Table 3. Performance change for each modality on PETRAW. {V, K, VKI} denote video, kinematics and visual kinematics based index.
Table 4. Performance change of each modality on G40. mPrecision, mRecall, and mF1 are measured by the average of results for each class.

4.3 Ablation Study

Visual Kinematics Based Index for Organs. The surgical procedure was related to the interaction between tools and organs. Therefore, relation indices of tools and organs can be helped for recognition performance. We evaluated the performance change by involving a relation index between tools and organs. We used \(\lambda _8\) and \(\lambda _{10}\) measured between tools and organs for considering the relationship. The comparison is shown in Table 5. Those indices were validated to help recognize the surgical procedure by improved performance.

Table 5. The comparative results for including indices of organs on G40. We compared by adding the relation index between tools and organs, including the liver, stomach, pancreas, spleen, and gallbladder.

Change of Semantic Model. We evaluated the change in performance regarding segmentation models. We considered three models, DeeplabV3+ [30], UperNet [27], and OCRNet [31]. UperNet used Swin Transformer [28] as backbone network and HRNet [32] for OCRNet. We used the basic setting of MMSegmentation [33] to train models during 100 and 300 epochs on PETRAW and G40, respectively. According to accurate segmentation results, the performance was improved in Table 6.
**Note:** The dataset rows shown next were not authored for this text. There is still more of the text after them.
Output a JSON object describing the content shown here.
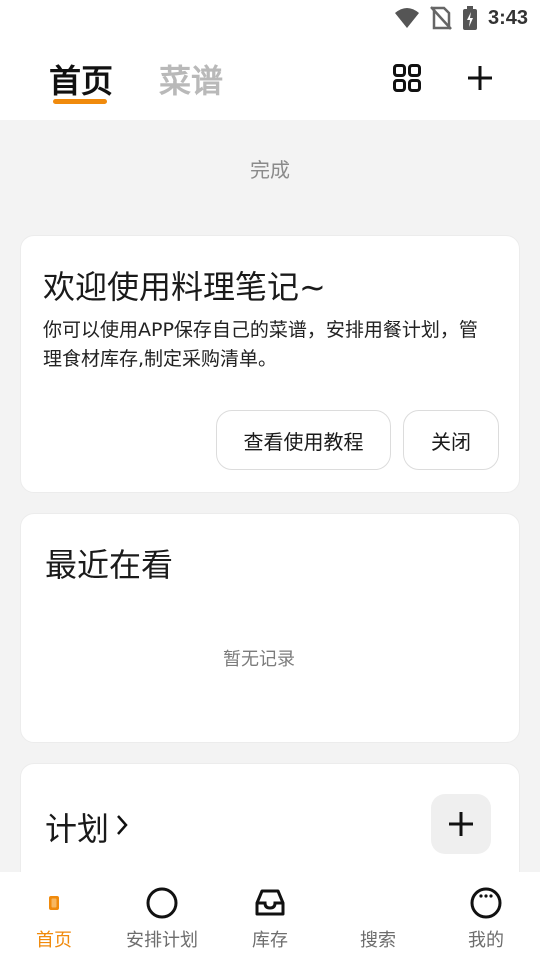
{
  "status_bar": {
    "time": "3:43"
  },
  "header": {
    "tabs": [
      {
        "label": "首页",
        "active": true
      },
      {
        "label": "菜谱",
        "active": false
      }
    ],
    "icons": [
      "grid-icon",
      "plus-icon"
    ]
  },
  "done_label": "完成",
  "welcome_card": {
    "title": "欢迎使用料理笔记~",
    "description": "你可以使用APP保存自己的菜谱，安排用餐计划，管理食材库存,制定采购清单。",
    "tutorial_button": "查看使用教程",
    "close_button": "关闭"
  },
  "recent_card": {
    "title": "最近在看",
    "empty_text": "暂无记录"
  },
  "plan_card": {
    "title": "计划"
  },
  "bottom_nav": {
    "items": [
      {
        "label": "首页",
        "icon": "home-icon",
        "active": true
      },
      {
        "label": "安排计划",
        "icon": "circle-icon",
        "active": false
      },
      {
        "label": "库存",
        "icon": "inbox-icon",
        "active": false
      },
      {
        "label": "搜索",
        "icon": "search-icon",
        "active": false
      },
      {
        "label": "我的",
        "icon": "profile-icon",
        "active": false
      }
    ]
  },
  "colors": {
    "accent": "#f08a0c",
    "inactive_tab": "#b9b9b9",
    "background": "#f3f3f3"
  }
}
Table 6. Performance change for various segmentation models on PETRAW. The values in table are mF1-score for each task.
Table 7. Performance change for various segmentation models on G40.

5 Conclusion

We proposed a visual modalities-based feature fusion method for recognizing surgical procedures. We extracted a visual kinematics-based index from a visual modality such as a semantic segmentation map and trained the model using the indices and visual features from CNN. We validated that our approach helped to recognize the surgical procedure in simple simulation (PETRAW) and actual surgery (G40). In addition, the visual kinematics-based index is expected to be helpful in non-robotic surgery like laparoscopic surgery due to generating them from visual modality. For further study, we will consider evaluating by extracting a visual kinematics-based index from other visual modalities such as the object detection model.